We are told this early on in our writing experience: Word repetition should be avoided whenever possible. Be it nouns, verbs, descriptors, pronouns, whatever, nothing is more boring than finding the same word more than once in a sentence. It feels clumsy, basic, and uninspired, and out loud it creates an unmistakable grating sound. We learn to mix up our word choices, vary our verbs, and sometimes rewrite entire paragraphs to avoid ugly duplication. Eventually, our writing has all the variety of a Midwestern dinner buffet. At that point, we start learning when repetition might be a good thing.

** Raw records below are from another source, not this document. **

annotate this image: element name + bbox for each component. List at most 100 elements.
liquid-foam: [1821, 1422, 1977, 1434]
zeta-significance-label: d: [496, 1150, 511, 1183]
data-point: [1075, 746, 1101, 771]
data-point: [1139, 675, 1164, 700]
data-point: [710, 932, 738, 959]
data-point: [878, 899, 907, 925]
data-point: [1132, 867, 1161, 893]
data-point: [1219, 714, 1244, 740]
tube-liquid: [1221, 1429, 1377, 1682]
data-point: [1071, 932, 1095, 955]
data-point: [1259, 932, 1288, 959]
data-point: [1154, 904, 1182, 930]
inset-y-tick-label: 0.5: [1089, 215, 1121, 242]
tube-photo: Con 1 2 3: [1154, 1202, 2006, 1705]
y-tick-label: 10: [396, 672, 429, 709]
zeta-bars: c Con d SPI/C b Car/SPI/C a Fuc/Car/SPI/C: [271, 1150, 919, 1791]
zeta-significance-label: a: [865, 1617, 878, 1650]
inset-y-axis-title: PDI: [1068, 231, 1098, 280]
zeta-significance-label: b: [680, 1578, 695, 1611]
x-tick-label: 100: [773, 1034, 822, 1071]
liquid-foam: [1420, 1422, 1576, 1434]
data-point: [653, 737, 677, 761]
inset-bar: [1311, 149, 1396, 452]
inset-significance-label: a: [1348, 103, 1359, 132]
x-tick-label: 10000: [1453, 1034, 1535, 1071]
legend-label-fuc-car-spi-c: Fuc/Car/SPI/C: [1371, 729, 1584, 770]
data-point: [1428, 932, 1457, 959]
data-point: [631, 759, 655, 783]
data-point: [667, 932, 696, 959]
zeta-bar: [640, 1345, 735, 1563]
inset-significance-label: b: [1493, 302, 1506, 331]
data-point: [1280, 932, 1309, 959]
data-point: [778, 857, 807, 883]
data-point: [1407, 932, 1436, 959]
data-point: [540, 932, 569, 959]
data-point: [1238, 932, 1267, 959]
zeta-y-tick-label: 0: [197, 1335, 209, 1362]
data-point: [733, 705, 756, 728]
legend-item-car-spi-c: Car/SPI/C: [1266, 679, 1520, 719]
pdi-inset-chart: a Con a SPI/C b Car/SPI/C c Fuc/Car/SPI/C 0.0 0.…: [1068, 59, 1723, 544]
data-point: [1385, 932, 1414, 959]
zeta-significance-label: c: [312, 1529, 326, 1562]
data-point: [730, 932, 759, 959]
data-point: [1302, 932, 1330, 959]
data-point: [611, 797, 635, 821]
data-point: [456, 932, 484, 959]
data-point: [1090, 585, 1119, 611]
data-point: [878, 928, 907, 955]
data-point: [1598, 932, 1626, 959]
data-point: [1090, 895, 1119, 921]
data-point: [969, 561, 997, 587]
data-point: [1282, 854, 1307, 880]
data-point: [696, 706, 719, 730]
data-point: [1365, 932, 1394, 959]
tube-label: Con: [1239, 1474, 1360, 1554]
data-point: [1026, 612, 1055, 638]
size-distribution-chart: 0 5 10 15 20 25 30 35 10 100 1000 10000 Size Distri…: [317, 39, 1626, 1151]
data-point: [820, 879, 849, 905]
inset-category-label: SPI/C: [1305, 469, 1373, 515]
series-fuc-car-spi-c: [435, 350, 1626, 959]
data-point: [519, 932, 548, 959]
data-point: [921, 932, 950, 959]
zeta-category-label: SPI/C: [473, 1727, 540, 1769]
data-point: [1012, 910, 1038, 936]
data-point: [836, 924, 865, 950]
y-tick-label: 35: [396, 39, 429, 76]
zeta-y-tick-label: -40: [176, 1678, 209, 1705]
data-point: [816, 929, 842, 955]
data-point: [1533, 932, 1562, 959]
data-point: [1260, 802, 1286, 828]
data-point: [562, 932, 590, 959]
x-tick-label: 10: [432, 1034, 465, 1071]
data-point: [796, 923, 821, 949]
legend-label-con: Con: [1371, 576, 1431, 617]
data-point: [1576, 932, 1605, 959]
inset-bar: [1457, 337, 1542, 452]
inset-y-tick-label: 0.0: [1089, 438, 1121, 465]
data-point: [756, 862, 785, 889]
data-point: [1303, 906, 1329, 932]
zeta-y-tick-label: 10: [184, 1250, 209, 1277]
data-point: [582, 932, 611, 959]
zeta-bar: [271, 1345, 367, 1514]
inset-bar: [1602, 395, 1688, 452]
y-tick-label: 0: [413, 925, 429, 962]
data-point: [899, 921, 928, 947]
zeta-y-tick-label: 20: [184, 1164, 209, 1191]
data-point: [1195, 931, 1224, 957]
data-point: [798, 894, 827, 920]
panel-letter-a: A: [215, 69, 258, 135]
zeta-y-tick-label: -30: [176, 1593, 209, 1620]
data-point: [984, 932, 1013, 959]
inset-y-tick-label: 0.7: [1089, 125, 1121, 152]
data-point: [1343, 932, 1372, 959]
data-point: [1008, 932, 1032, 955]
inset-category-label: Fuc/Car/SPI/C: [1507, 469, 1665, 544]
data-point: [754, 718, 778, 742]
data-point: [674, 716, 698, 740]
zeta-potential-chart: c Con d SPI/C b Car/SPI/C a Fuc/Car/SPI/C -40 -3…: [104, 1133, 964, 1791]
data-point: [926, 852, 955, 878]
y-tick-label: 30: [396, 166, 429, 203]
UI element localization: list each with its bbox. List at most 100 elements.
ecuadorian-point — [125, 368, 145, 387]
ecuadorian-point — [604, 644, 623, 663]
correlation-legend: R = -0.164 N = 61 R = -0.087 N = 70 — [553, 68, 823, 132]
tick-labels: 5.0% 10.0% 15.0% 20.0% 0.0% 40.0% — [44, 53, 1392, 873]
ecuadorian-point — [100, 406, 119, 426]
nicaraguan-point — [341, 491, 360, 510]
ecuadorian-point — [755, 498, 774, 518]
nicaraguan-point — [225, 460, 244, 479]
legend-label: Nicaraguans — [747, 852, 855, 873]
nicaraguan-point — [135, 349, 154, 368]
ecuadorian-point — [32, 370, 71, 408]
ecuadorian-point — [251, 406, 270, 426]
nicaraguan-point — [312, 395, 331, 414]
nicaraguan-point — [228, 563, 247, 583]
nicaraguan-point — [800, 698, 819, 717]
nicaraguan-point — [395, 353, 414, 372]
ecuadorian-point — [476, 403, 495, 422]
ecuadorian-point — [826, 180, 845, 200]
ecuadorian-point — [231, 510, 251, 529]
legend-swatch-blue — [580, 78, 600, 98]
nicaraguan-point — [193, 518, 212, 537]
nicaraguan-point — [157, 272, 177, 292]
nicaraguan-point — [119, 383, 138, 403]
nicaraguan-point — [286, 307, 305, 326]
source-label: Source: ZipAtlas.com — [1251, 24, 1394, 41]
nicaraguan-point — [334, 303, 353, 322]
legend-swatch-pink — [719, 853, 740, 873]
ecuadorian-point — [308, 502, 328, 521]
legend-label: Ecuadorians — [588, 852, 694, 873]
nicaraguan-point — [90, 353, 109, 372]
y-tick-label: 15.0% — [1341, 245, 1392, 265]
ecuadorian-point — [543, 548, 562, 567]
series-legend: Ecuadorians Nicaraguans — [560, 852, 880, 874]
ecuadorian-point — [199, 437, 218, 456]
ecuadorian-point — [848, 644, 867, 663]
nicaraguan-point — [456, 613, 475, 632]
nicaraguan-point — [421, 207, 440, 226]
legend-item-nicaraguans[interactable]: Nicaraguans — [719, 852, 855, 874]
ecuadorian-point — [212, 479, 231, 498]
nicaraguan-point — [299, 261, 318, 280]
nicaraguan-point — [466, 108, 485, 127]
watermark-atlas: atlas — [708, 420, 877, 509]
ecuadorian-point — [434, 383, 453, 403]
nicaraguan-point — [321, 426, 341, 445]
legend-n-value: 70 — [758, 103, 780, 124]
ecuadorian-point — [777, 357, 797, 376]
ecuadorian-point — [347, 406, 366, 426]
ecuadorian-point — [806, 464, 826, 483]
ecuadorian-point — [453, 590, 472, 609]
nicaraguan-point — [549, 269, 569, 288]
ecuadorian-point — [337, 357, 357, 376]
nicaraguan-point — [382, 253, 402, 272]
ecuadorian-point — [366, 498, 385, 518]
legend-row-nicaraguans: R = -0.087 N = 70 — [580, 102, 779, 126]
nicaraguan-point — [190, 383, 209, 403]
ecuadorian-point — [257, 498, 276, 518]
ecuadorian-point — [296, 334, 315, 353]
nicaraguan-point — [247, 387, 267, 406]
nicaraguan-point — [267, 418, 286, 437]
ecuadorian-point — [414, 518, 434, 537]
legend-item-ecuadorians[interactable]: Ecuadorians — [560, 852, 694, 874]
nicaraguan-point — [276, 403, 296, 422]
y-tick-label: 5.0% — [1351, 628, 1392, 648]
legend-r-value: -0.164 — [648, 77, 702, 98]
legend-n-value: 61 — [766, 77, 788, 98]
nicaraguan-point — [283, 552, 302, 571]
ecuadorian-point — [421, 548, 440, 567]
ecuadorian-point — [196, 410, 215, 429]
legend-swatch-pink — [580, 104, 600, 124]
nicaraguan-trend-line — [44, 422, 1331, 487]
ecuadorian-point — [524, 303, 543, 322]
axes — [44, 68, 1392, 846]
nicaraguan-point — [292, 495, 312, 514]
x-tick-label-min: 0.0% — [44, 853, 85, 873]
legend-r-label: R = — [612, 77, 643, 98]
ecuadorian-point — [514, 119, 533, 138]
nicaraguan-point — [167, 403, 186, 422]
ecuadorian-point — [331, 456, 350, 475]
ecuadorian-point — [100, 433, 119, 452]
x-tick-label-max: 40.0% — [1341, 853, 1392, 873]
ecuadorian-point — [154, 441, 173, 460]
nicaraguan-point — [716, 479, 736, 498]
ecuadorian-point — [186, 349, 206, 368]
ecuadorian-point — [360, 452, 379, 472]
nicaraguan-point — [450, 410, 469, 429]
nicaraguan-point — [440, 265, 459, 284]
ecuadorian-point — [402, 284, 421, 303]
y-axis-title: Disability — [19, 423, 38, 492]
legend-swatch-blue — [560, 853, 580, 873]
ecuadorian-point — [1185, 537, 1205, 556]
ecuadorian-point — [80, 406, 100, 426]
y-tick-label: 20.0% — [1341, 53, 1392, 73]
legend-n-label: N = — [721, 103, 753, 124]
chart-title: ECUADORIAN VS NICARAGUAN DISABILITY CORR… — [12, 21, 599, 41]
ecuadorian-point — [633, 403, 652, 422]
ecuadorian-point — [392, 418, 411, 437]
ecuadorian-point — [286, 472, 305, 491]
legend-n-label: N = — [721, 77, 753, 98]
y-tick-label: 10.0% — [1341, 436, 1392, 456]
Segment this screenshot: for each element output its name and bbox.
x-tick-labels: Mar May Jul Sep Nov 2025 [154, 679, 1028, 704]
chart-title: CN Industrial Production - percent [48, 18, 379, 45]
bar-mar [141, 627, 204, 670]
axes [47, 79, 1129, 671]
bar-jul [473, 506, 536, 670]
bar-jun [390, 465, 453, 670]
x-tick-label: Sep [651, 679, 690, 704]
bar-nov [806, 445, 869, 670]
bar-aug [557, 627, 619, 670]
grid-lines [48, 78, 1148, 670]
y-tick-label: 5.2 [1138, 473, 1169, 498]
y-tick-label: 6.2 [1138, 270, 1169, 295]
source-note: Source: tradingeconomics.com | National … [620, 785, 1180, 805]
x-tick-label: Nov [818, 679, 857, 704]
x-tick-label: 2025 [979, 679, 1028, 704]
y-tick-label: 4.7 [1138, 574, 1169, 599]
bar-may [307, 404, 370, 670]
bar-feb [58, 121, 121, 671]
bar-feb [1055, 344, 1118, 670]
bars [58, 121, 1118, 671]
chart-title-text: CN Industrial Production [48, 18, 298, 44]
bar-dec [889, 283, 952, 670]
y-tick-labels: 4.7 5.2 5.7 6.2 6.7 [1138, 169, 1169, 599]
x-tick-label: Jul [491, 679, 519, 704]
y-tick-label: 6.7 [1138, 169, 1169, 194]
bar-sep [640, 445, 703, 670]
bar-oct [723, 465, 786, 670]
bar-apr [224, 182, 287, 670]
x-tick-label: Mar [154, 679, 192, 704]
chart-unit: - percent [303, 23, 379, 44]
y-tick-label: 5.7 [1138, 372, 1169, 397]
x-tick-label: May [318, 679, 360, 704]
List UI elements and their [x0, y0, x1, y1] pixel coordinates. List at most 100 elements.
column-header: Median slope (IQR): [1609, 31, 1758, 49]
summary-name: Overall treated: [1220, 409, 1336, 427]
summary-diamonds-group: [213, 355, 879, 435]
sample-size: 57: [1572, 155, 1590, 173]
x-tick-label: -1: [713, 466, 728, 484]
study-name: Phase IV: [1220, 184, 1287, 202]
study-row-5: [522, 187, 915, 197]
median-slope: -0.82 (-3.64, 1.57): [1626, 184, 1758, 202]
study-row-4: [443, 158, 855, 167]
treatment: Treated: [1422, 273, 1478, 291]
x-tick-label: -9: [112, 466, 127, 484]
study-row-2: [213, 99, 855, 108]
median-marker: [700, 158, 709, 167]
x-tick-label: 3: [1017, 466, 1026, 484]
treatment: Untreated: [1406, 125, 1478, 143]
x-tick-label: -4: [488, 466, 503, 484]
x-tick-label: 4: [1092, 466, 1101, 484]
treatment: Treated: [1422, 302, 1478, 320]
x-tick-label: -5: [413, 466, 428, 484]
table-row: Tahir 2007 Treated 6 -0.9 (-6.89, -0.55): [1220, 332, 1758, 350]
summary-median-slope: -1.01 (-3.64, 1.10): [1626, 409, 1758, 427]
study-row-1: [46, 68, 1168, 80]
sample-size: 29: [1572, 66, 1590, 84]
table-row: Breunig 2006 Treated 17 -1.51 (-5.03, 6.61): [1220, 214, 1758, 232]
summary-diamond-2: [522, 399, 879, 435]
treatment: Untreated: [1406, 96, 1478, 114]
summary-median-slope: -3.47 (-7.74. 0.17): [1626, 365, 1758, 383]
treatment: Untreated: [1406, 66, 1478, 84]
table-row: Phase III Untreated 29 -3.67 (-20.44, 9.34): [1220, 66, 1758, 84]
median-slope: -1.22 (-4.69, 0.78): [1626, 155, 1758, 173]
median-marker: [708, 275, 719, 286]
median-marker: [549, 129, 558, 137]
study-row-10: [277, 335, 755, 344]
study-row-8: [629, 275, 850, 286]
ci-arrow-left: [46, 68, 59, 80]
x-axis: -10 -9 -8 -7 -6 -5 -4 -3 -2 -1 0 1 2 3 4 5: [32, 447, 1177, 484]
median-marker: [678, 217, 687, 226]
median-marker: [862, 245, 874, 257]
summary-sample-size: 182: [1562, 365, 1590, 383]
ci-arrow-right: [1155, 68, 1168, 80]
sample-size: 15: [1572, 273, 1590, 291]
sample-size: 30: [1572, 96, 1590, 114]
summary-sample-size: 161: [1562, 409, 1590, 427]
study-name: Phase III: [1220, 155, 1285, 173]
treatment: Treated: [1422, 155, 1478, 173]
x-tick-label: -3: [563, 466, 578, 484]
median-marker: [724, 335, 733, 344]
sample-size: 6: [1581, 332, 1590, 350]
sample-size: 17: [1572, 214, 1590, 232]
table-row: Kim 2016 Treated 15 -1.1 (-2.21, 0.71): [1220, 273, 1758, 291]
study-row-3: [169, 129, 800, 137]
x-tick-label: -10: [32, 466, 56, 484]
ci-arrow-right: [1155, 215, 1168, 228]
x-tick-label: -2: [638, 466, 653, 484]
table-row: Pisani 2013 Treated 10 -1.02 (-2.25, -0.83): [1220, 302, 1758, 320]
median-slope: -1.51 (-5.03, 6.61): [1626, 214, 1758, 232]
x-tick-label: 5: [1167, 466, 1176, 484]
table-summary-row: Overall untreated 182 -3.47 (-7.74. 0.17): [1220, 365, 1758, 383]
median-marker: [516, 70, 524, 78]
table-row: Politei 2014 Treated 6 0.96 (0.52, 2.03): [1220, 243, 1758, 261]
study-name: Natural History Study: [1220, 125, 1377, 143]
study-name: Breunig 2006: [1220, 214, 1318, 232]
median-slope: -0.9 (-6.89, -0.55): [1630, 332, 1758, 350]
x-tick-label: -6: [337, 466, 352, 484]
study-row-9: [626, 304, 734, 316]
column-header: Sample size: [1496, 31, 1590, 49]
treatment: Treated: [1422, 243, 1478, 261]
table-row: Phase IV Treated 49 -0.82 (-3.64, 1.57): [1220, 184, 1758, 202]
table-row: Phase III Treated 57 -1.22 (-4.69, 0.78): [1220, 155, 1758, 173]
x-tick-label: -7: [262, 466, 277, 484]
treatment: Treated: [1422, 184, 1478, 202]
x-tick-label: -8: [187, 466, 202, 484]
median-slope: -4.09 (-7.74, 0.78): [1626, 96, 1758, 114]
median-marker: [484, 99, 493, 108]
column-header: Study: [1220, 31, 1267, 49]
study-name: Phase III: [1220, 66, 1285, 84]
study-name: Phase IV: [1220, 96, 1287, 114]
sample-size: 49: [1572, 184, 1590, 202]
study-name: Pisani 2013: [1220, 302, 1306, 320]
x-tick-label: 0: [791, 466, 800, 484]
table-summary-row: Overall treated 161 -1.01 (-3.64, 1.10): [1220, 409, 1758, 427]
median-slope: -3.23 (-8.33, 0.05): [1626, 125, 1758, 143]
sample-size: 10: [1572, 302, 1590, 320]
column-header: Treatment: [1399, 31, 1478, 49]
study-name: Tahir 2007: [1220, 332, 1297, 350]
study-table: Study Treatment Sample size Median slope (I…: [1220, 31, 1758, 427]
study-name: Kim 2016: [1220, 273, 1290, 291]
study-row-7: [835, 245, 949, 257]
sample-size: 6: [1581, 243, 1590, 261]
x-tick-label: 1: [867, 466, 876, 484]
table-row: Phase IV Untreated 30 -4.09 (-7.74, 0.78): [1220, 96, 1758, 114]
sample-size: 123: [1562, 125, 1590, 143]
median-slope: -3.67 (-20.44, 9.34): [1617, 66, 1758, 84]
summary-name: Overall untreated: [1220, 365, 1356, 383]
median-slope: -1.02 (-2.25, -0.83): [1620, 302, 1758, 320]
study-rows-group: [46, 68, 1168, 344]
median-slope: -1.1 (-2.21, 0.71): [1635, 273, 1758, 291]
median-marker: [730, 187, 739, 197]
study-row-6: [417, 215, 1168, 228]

Consider this sentence: "He ran out of his house, through the backyard, into the fields, away from every bad thing that ever happened to him, until he could no longer breathe." Pretty good as far as keeping the word blend in there. But what happens if we actually put some word repetition into this? "He ran out of his house, running through the backyard, running into the fields, running away from every bad thing that ever happened to him, running until he could no longer breathe." Repeating the word "running" is exhausting, but that actually serves a purpose by emphasizing just how important it is for this character to run away from whatever bothers him so much. In this case, repetition works to the writer's advantage because it takes its toll on the reader, which is exactly what this sentence should do.Here's another example, this time through poetry. In one of the writer groups I attend, a fellow writer, poet, and all around good egg introduced us to a poem called a triolet. I had never known about such a thing, but once I heard about it, I became a little bit obsessed. A triolet can come in many forms, but one of the standard forms is an eight-line poem where the 1st, 4th, and 7th lines are the same line, the 2nd and 8th lines are the same line (different from the 1st, 4th, and 7th), and the rhyme scheme is ABAAABAB (the 3rd and 5th lines can be whatever you want as long as they fit the rhyme scheme. If this sounds complicated, well, it is at first, or at least until you see one. I would use my fellow writer's example but I do not know it offhand and didn't get permission anyway. Therefore, here is a simple triolet:
A gentle touch, a whispered name.
It holds us close through darkest night—
Love lingers in the morning light.
Though time may blur our keenest sight,
The heart remains a steady flame.
Love lingers in the morning light,
A gentle touch, a whispered name.
This kind of poem lives for repetition, using if specifically to reinforce a point. Now, this being poetry, there are allowances for repeating one's self and such, and many grammatical rules are optional. However, this emphasizes that using the same words or phrases can be a positive, even moving experience. You just need to know when to do it, and have a good sense of why it matters. In short, learn the rules so you know the best ways to break them.